About Linearly Dependant Vectors
Linear dependence explains whether one vector can be made from others. A set is dependant when at least one nonzero coefficient combination gives the zero vector. This calculator treats each matrix column as one vector. Rows represent vector components. It then reduces the matrix to row echelon form and measures rank.
Why This Test Matters
Dependence appears in algebra, geometry, statistics, physics, graphics, and engineering models. Independent vectors carry separate information. Dependant vectors repeat information already contained in the set. This distinction helps you detect redundant equations, weak coordinate systems, and unstable model inputs. It also supports basis selection, span checks, and dimension work.
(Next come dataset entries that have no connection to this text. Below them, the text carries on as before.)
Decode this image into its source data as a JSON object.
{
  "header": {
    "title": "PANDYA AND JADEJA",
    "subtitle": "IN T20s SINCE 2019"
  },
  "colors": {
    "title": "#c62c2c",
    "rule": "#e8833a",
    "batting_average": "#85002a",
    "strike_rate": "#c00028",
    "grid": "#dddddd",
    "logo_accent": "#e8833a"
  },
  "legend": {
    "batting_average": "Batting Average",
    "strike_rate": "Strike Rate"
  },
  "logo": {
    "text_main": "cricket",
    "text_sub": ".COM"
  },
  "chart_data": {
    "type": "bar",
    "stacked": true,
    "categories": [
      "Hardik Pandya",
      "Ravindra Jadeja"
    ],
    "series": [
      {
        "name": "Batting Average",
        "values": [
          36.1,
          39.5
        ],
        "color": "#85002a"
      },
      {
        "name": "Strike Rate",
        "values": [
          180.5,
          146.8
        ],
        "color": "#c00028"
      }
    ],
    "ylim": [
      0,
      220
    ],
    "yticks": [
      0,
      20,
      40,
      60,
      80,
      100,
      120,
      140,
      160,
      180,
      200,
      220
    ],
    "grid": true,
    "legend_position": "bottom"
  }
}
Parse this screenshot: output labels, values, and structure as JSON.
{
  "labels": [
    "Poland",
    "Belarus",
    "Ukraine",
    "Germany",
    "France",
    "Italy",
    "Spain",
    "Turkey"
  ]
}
What The Calculator Checks
The tool reads any rectangular matrix within the selected size. It finds pivot columns through Gauss-Jordan elimination. The number of pivots is the rank. If rank is smaller than the number of vectors, the vectors are linearly dependant. If every vector column is a pivot column, the vectors are independent. For square matrices, the determinant also gives a useful clue. A zero determinant means the square column set is dependant.
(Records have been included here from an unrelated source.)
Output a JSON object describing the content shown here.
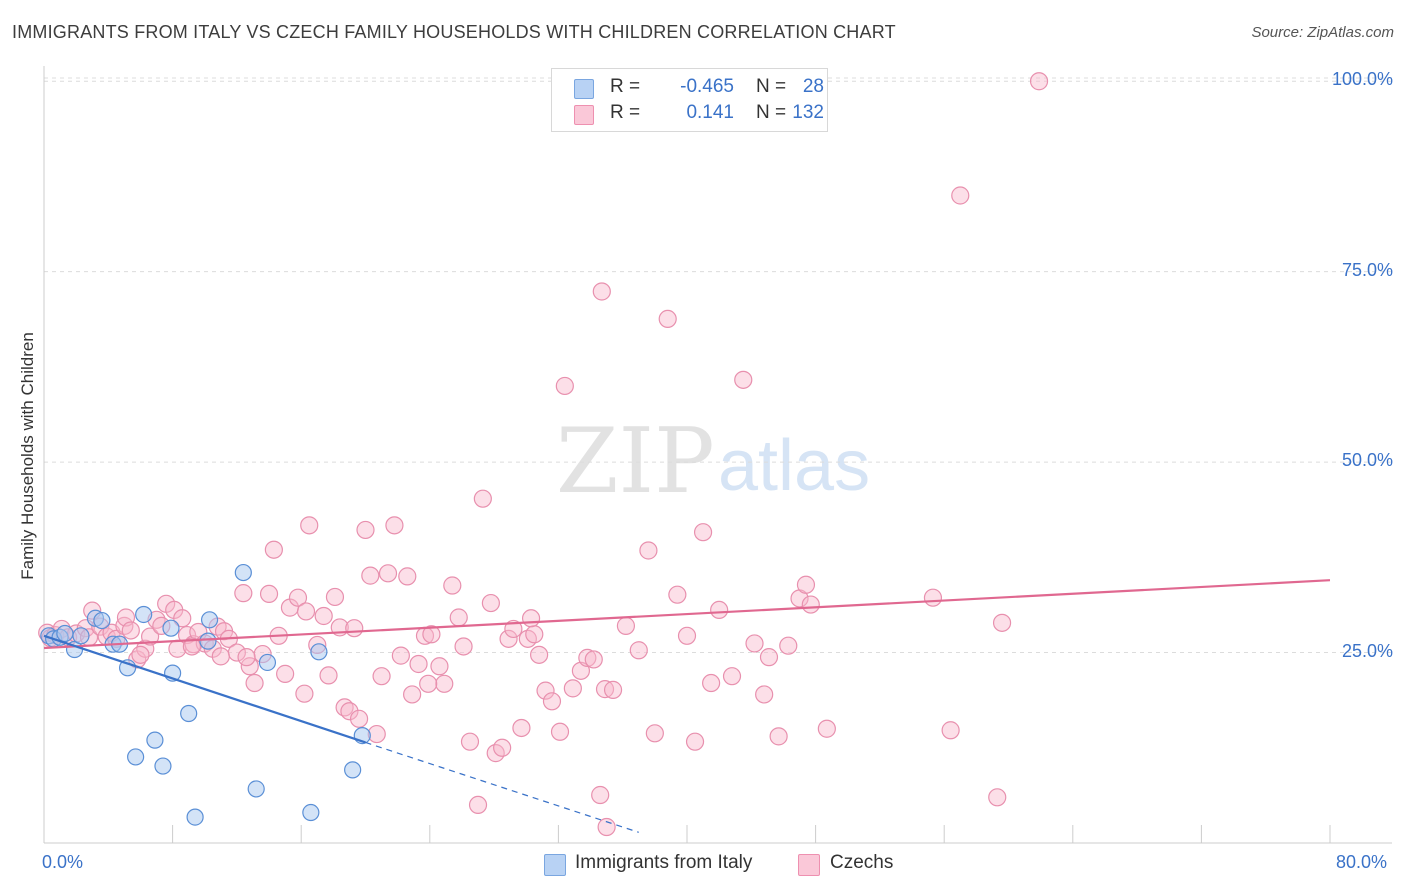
{
  "header": {
    "title": "IMMIGRANTS FROM ITALY VS CZECH FAMILY HOUSEHOLDS WITH CHILDREN CORRELATION CHART",
    "source": "Source: ZipAtlas.com"
  },
  "watermark": {
    "zip": "ZIP",
    "atlas": "atlas"
  },
  "legend": {
    "rows": [
      {
        "r_label": "R =",
        "r_value": "-0.465",
        "n_label": "N =",
        "n_value": "28",
        "color": "#a8c8f0"
      },
      {
        "r_label": "R =",
        "r_value": "0.141",
        "n_label": "N =",
        "n_value": "132",
        "color": "#f8b8cc"
      }
    ]
  },
  "bottom_legend": {
    "italy": "Immigrants from Italy",
    "czechs": "Czechs"
  },
  "chart_data": {
    "type": "scatter",
    "title": "IMMIGRANTS FROM ITALY VS CZECH FAMILY HOUSEHOLDS WITH CHILDREN CORRELATION CHART",
    "xlabel": "",
    "ylabel": "Family Households with Children",
    "xlim": [
      0,
      80
    ],
    "ylim": [
      0,
      102
    ],
    "x_tick_labels": [
      "0.0%",
      "80.0%"
    ],
    "y_tick_labels": [
      "25.0%",
      "50.0%",
      "75.0%",
      "100.0%"
    ],
    "y_ticks": [
      25,
      50,
      75,
      100
    ],
    "grid": "horizontal dashed",
    "legend_position": "top-center",
    "colors": {
      "italy": "#3a72c8",
      "czechs": "#e06890",
      "italy_fill": "#a8c8f0",
      "czechs_fill": "#f8b8cc"
    },
    "series": [
      {
        "name": "Immigrants from Italy",
        "trend": {
          "x": [
            0,
            20
          ],
          "y": [
            27.2,
            13.2
          ],
          "dashed_to": [
            37,
            1.4
          ]
        },
        "points": [
          [
            0.3,
            27.2
          ],
          [
            0.6,
            26.8
          ],
          [
            1.0,
            27.0
          ],
          [
            1.3,
            27.5
          ],
          [
            1.9,
            25.4
          ],
          [
            2.3,
            27.2
          ],
          [
            3.2,
            29.5
          ],
          [
            4.3,
            26.1
          ],
          [
            4.7,
            26.1
          ],
          [
            5.2,
            23.0
          ],
          [
            6.2,
            30.0
          ],
          [
            7.9,
            28.2
          ],
          [
            8.0,
            22.3
          ],
          [
            10.3,
            29.3
          ],
          [
            10.2,
            26.5
          ],
          [
            12.4,
            35.5
          ],
          [
            13.9,
            23.7
          ],
          [
            17.1,
            25.1
          ],
          [
            5.7,
            11.3
          ],
          [
            6.9,
            13.5
          ],
          [
            7.4,
            10.1
          ],
          [
            9.0,
            17.0
          ],
          [
            9.4,
            3.4
          ],
          [
            13.2,
            7.1
          ],
          [
            16.6,
            4.0
          ],
          [
            19.2,
            9.6
          ],
          [
            19.8,
            14.1
          ],
          [
            3.6,
            29.2
          ]
        ]
      },
      {
        "name": "Czechs",
        "trend": {
          "x": [
            0,
            80
          ],
          "y": [
            25.6,
            34.5
          ]
        },
        "points": [
          [
            0.2,
            27.6
          ],
          [
            0.4,
            26.9
          ],
          [
            0.7,
            27.3
          ],
          [
            1.1,
            28.1
          ],
          [
            1.5,
            27.0
          ],
          [
            2.0,
            27.5
          ],
          [
            2.6,
            28.2
          ],
          [
            2.8,
            27.0
          ],
          [
            3.0,
            30.5
          ],
          [
            3.5,
            28.4
          ],
          [
            3.9,
            27.1
          ],
          [
            4.2,
            27.6
          ],
          [
            4.5,
            26.8
          ],
          [
            5.0,
            28.5
          ],
          [
            5.1,
            29.6
          ],
          [
            5.4,
            27.9
          ],
          [
            5.8,
            24.1
          ],
          [
            6.3,
            25.5
          ],
          [
            6.6,
            27.1
          ],
          [
            7.0,
            29.3
          ],
          [
            7.3,
            28.5
          ],
          [
            7.6,
            31.4
          ],
          [
            8.1,
            30.6
          ],
          [
            8.3,
            25.5
          ],
          [
            8.6,
            29.5
          ],
          [
            8.9,
            27.3
          ],
          [
            9.3,
            26.1
          ],
          [
            9.6,
            27.7
          ],
          [
            10.0,
            26.2
          ],
          [
            10.5,
            25.5
          ],
          [
            10.8,
            28.4
          ],
          [
            11.2,
            27.8
          ],
          [
            11.5,
            26.8
          ],
          [
            12.0,
            25.0
          ],
          [
            12.4,
            32.8
          ],
          [
            12.8,
            23.2
          ],
          [
            13.1,
            21.0
          ],
          [
            13.6,
            24.8
          ],
          [
            14.0,
            32.7
          ],
          [
            14.3,
            38.5
          ],
          [
            14.6,
            27.2
          ],
          [
            15.0,
            22.2
          ],
          [
            15.3,
            30.9
          ],
          [
            15.8,
            32.2
          ],
          [
            16.2,
            19.6
          ],
          [
            16.5,
            41.7
          ],
          [
            17.0,
            26.0
          ],
          [
            17.4,
            29.8
          ],
          [
            17.7,
            22.0
          ],
          [
            18.1,
            32.3
          ],
          [
            18.4,
            28.3
          ],
          [
            18.7,
            17.8
          ],
          [
            19.0,
            17.3
          ],
          [
            19.3,
            28.2
          ],
          [
            19.6,
            16.3
          ],
          [
            20.0,
            41.1
          ],
          [
            20.3,
            35.1
          ],
          [
            20.7,
            14.3
          ],
          [
            21.0,
            21.9
          ],
          [
            21.4,
            35.4
          ],
          [
            21.8,
            41.7
          ],
          [
            22.2,
            24.6
          ],
          [
            22.6,
            35.0
          ],
          [
            22.9,
            19.5
          ],
          [
            23.3,
            23.5
          ],
          [
            23.7,
            27.2
          ],
          [
            24.1,
            27.4
          ],
          [
            24.6,
            23.2
          ],
          [
            24.9,
            20.9
          ],
          [
            25.4,
            33.8
          ],
          [
            25.8,
            29.6
          ],
          [
            26.1,
            25.8
          ],
          [
            26.5,
            13.3
          ],
          [
            27.0,
            5.0
          ],
          [
            27.3,
            45.2
          ],
          [
            27.8,
            31.5
          ],
          [
            28.1,
            11.8
          ],
          [
            28.5,
            12.5
          ],
          [
            28.9,
            26.8
          ],
          [
            29.2,
            28.1
          ],
          [
            29.7,
            15.1
          ],
          [
            30.1,
            26.8
          ],
          [
            30.5,
            27.4
          ],
          [
            30.8,
            24.7
          ],
          [
            31.2,
            20.0
          ],
          [
            31.6,
            18.6
          ],
          [
            32.1,
            14.6
          ],
          [
            32.4,
            60.0
          ],
          [
            32.9,
            20.3
          ],
          [
            33.4,
            22.6
          ],
          [
            33.8,
            24.3
          ],
          [
            34.2,
            24.1
          ],
          [
            34.6,
            6.3
          ],
          [
            34.7,
            72.4
          ],
          [
            34.9,
            20.2
          ],
          [
            35.0,
            2.1
          ],
          [
            35.4,
            20.1
          ],
          [
            36.2,
            28.5
          ],
          [
            37.0,
            25.3
          ],
          [
            38.0,
            14.4
          ],
          [
            38.8,
            68.8
          ],
          [
            39.4,
            32.6
          ],
          [
            40.0,
            27.2
          ],
          [
            40.5,
            13.3
          ],
          [
            41.0,
            40.8
          ],
          [
            41.5,
            21.0
          ],
          [
            42.0,
            30.6
          ],
          [
            42.8,
            21.9
          ],
          [
            43.5,
            60.8
          ],
          [
            44.2,
            26.2
          ],
          [
            44.8,
            19.5
          ],
          [
            45.1,
            24.4
          ],
          [
            45.7,
            14.0
          ],
          [
            46.3,
            25.9
          ],
          [
            47.0,
            32.1
          ],
          [
            47.4,
            33.9
          ],
          [
            47.7,
            31.3
          ],
          [
            48.7,
            15.0
          ],
          [
            55.3,
            32.2
          ],
          [
            56.4,
            14.8
          ],
          [
            57.0,
            85.0
          ],
          [
            59.3,
            6.0
          ],
          [
            59.6,
            28.9
          ],
          [
            61.9,
            100.0
          ],
          [
            37.6,
            38.4
          ],
          [
            11.0,
            24.5
          ],
          [
            23.9,
            20.9
          ],
          [
            16.3,
            30.4
          ],
          [
            30.3,
            29.5
          ],
          [
            12.6,
            24.4
          ],
          [
            9.2,
            25.8
          ],
          [
            6.0,
            24.7
          ]
        ]
      }
    ]
  }
}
Understanding The Relation
A dependant set has a nontrivial relation. That means coefficients exist that are not all zero. When multiplied by the matching vectors and added, they produce the zero vector. The calculator builds nullspace basis vectors from the reduced matrix. Each basis vector is a possible coefficient pattern. This makes the answer more useful than a simple yes or no.
Practical Tips
Enter exact integers when possible. Use decimals only when your data requires them. A small tolerance helps handle rounding error. Larger tolerance values may treat tiny pivots as zero. That is useful for measured data, but it can change the decision. Review the reduced matrix and pivot list before using the result in formal work.
Best Use Cases
Use this page for homework checks, system analysis, coordinate validation, feature screening, and quick teaching examples. It is also helpful when you need a readable report. Export the result as a spreadsheet file or portable document. Keep the input matrix beside the reduced form. That makes each conclusion easier to verify.
For best results, compare several examples and note how pivots change with each new vector.